Finally, in order to fully realize the subjective initiative of integrated development, focus should be given to fostering compound talent. The development of composite talent should be a priority for all levels of government, and initiatives to build composite-leading talent projects and proactively introduce composite talent should be supported. On the other hand, the cultural and digital finance sectors should also actively develop and utilize the already-available professional talent resources, improve employees’ industry literacy through on-the-job training, etc., and transform single-type talent into composite talent to ensure that the digital economy contributes to cultural development that is sustainable [37].

5.2. Scientifically Plan the Digital Development Strategy of the Cultural Industry

First, support original thinking. Create an independent innovation-driven digital cultural industry with diversified channel development as the direction, and actively cultivate high-end creative cultural industries. We will assist businesses in enhancing their capacity for independent innovation, aid various high-tech sectors in fully integrating with the cultural sector, and systematically improve the innovation capacity of the cultural sector.
Second, the development of cultural industry clusters must also be encouraged. In order to create industrial clusters of a certain size, we should actively introduce and integrate a variety of supporting industries that cater to the needs of the digital development of the cultural industry. We should also take a number of effective steps to actively support businesses with growth potential so they can become leading businesses [38]. Additionally, by utilizing the agglomeration effect, we can ensure the establishment and advancement of a public digital technology platform for the cultural industry, create a pathway for the quick growth of industrial clusters, and successfully accomplish the objective of intensive industrial development [39].
Thirdly, the brand effect must be utilized. To ensure that the cultural enterprises, cultural brands, and service brands developed have independent research and development capabilities and, more importantly, independent intellectual property rights, we should be committed to strengthening the close cooperation between high-tech enterprises and creative design enterprises [40]. This will enable us to provide dynamic support for the ongoing development of corporate brands in the digital cultural industry base.
Fourthly, in order to encourage talent development, a comprehensive talent training program must be established. The digital talent cultivation of the cultural industry needs to fully incorporate contemporary educational ideas and a variety of approaches. We also need to build an international platform with effective channels for information sharing for cultural industry talent. Based on this, actively cultivate the required management, compound, and cultural talents, and provide long-term talent support for the sustainable development of China’s digital culture industry.
Fifth, create a business ecosystem to encourage theoretical and practical innovation throughout the entire industrial chain, make effective use of digital infrastructure, and raise the industrial chain’s stability and competitiveness [41]. The legislative environment should be improved, new businesses and business models should be examined with an open mind, varied innovations should be supported, and the digital cultural sector should be given enough room to grow while carefully sticking to the principle of safe development [36].

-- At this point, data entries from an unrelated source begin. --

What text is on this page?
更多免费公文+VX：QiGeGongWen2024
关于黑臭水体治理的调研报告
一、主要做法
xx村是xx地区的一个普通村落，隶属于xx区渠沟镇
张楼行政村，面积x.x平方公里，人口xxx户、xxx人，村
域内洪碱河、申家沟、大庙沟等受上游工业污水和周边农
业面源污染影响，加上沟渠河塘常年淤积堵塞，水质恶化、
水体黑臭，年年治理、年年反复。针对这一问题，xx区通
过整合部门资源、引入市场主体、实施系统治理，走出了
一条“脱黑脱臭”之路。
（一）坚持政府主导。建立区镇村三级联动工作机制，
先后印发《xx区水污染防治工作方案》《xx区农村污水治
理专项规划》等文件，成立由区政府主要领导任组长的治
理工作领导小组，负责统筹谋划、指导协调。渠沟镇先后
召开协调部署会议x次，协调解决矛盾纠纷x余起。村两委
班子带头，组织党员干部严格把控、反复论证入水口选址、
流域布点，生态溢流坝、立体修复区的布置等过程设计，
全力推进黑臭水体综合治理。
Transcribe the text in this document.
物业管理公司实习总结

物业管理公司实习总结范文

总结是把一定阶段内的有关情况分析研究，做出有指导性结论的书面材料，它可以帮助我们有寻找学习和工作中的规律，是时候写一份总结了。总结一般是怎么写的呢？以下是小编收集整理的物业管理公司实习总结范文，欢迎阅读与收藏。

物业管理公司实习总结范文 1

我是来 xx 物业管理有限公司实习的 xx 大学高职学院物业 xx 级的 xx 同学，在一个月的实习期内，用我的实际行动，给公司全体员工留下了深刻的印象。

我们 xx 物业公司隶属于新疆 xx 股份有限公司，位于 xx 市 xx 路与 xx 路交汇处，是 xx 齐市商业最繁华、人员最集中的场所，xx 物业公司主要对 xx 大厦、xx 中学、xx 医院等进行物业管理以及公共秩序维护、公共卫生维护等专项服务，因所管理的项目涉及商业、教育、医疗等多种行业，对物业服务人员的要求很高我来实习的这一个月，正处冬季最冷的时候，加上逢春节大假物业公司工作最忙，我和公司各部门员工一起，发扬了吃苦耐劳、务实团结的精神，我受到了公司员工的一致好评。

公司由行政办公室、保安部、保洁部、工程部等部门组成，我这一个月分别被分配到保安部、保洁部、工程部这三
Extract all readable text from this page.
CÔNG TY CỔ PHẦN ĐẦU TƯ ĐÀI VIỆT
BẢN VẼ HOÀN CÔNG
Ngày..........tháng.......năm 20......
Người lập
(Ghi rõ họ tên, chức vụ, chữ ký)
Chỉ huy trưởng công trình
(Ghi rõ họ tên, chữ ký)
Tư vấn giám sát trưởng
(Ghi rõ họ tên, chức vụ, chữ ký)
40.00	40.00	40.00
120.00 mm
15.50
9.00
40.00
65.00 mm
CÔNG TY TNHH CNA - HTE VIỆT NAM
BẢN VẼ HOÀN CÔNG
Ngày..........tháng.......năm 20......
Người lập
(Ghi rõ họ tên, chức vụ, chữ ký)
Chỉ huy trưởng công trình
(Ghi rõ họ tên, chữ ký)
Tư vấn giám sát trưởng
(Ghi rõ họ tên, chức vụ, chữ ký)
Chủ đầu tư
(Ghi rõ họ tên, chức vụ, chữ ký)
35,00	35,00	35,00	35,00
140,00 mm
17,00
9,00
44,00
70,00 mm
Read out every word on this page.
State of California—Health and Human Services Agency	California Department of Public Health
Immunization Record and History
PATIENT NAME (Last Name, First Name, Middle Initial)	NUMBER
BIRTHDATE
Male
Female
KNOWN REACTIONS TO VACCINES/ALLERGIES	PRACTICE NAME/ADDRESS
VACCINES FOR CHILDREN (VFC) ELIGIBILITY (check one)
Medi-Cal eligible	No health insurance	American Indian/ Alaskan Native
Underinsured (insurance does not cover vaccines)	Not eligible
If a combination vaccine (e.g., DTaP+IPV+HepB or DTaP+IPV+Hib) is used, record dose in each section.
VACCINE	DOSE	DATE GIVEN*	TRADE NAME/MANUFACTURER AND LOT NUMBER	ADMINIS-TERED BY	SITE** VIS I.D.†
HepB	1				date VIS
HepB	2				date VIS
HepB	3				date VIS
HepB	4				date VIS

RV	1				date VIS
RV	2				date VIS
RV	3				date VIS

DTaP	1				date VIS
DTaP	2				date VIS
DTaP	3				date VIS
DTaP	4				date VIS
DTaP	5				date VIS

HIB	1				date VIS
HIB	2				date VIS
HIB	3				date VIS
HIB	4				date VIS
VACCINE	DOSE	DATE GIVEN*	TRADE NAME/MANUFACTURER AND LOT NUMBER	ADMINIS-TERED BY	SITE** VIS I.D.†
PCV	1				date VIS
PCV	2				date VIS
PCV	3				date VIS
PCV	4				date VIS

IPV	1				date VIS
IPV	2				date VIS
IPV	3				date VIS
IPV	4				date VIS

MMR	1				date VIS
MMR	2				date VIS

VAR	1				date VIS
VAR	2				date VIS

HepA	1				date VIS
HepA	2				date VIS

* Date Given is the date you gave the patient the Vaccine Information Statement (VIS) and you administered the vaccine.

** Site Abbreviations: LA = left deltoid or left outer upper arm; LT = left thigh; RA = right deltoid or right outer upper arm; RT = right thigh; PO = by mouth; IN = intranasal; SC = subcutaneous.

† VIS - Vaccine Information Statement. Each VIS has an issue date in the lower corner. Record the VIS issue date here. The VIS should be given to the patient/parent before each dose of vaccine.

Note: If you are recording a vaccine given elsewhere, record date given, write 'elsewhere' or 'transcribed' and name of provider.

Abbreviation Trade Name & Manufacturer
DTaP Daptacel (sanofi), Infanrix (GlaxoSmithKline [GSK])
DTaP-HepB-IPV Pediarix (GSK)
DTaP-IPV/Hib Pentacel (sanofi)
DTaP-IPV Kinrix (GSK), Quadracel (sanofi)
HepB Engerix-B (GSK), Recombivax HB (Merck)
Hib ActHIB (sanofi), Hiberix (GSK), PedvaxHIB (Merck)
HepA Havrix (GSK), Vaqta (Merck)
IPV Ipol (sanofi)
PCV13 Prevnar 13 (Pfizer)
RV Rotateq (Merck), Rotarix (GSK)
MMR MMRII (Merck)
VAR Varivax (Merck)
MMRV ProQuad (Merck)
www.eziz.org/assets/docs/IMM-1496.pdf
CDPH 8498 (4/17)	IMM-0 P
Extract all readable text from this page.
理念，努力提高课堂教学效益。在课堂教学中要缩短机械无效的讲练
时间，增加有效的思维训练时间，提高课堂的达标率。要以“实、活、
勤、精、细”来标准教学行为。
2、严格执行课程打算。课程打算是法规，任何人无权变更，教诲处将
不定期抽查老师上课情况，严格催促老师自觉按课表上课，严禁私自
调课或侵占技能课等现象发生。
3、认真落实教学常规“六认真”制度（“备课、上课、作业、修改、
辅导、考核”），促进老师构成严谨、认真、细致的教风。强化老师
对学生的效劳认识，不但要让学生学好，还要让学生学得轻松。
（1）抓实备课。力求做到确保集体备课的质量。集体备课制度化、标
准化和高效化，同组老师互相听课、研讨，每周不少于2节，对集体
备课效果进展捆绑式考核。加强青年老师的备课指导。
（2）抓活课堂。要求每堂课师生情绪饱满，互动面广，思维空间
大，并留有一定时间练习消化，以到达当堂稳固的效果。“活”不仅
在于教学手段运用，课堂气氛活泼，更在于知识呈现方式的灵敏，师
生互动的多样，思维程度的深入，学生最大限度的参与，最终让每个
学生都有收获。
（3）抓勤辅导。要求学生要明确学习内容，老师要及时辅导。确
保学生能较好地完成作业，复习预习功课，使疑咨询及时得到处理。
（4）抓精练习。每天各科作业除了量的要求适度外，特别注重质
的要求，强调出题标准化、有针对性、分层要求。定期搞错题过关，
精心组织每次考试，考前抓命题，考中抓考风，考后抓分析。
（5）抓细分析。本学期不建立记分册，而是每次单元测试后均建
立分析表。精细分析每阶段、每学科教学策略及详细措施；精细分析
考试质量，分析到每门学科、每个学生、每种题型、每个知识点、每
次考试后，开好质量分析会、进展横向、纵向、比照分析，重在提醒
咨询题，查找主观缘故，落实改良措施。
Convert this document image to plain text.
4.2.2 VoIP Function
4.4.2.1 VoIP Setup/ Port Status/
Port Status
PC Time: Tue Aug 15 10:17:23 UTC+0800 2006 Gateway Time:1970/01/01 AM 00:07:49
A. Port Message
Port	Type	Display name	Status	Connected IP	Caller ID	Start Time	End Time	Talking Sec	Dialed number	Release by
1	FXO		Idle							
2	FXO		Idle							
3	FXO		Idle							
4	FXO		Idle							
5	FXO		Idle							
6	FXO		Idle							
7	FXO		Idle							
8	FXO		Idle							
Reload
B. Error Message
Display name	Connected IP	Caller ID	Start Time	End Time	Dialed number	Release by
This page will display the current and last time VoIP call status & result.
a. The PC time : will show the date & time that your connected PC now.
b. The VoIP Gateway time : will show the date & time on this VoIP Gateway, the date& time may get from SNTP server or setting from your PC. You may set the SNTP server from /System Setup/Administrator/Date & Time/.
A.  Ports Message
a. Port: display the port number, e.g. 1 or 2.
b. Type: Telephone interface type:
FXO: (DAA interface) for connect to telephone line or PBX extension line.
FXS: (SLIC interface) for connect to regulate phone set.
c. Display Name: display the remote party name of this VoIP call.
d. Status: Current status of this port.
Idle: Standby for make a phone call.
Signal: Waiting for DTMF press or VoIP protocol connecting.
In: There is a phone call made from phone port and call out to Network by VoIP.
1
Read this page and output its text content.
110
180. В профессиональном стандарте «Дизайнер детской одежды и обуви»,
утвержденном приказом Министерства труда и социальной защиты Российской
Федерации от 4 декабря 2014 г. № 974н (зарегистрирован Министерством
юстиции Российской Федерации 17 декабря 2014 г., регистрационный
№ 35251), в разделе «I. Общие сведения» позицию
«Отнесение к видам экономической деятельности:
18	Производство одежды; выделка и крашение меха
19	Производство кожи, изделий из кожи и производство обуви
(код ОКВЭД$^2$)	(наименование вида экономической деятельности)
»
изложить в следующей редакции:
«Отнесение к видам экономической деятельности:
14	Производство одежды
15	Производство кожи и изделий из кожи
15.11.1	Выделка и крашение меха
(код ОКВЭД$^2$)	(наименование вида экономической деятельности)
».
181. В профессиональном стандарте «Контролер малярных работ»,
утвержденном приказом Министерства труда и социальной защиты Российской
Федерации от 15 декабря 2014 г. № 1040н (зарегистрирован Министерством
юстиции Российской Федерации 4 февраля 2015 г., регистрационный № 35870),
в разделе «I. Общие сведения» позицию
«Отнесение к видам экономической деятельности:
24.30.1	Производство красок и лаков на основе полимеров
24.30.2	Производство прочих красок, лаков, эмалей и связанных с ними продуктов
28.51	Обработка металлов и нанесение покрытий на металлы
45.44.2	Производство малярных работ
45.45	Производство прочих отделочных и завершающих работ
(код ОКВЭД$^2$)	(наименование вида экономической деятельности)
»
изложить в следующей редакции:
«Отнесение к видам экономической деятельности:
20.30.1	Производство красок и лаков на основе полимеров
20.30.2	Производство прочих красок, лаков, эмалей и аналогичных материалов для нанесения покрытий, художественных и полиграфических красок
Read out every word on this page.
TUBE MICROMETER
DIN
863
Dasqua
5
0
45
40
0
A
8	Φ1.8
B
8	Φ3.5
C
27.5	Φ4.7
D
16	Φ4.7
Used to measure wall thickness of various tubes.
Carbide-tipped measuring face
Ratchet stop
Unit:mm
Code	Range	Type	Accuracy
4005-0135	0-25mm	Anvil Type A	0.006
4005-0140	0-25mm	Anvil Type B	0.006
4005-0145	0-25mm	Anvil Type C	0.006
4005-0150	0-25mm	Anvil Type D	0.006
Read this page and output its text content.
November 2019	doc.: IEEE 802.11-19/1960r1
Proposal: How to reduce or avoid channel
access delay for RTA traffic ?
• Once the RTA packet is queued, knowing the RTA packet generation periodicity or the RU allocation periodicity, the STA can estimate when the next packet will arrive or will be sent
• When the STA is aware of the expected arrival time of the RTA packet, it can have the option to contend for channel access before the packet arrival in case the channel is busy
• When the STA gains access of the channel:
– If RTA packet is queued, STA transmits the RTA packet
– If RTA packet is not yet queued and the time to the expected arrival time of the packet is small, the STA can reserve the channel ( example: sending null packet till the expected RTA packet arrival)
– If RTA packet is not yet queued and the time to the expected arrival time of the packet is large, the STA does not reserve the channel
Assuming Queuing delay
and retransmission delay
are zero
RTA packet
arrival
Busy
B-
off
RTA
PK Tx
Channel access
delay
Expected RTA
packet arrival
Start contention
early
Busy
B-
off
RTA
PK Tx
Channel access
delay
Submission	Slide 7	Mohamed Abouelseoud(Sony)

5.3. Promote the Development of High-Quality Digital Cultural Products

The main element in enhancing industry development is product quality. The government has to understand how the cultural sector is evolving and enhance its supply chain [42]. Virtualization and digital transformation are the future of cultural products, according to modern cultural industry development practices [43]. In keeping with China’s strategic goal of green growth, virtualization and the digital production of cultural products can reduce the expenses of both time and space while also improving the effectiveness of resource usage. Future cultural industry value chains will be led by intelligent and digital products that meet needs and provide value through constant user involvement [44]. China has made progress in the sustainable development of digital cultural items in recent years. Ant, Tencent, and Byte Jump are just a few of the major internet goliaths that have started similar enterprises. Since the “Treasure Plan” was introduced, approximately 20 institutions have subscribed to it and released “digital collections,” for which “Ant Chain” has provided technological support. The creation of digital cultural products offers fresh perspectives for the sustainable growth of the cultural industry, particularly in the context of global cultural businesses pursuing green transformation.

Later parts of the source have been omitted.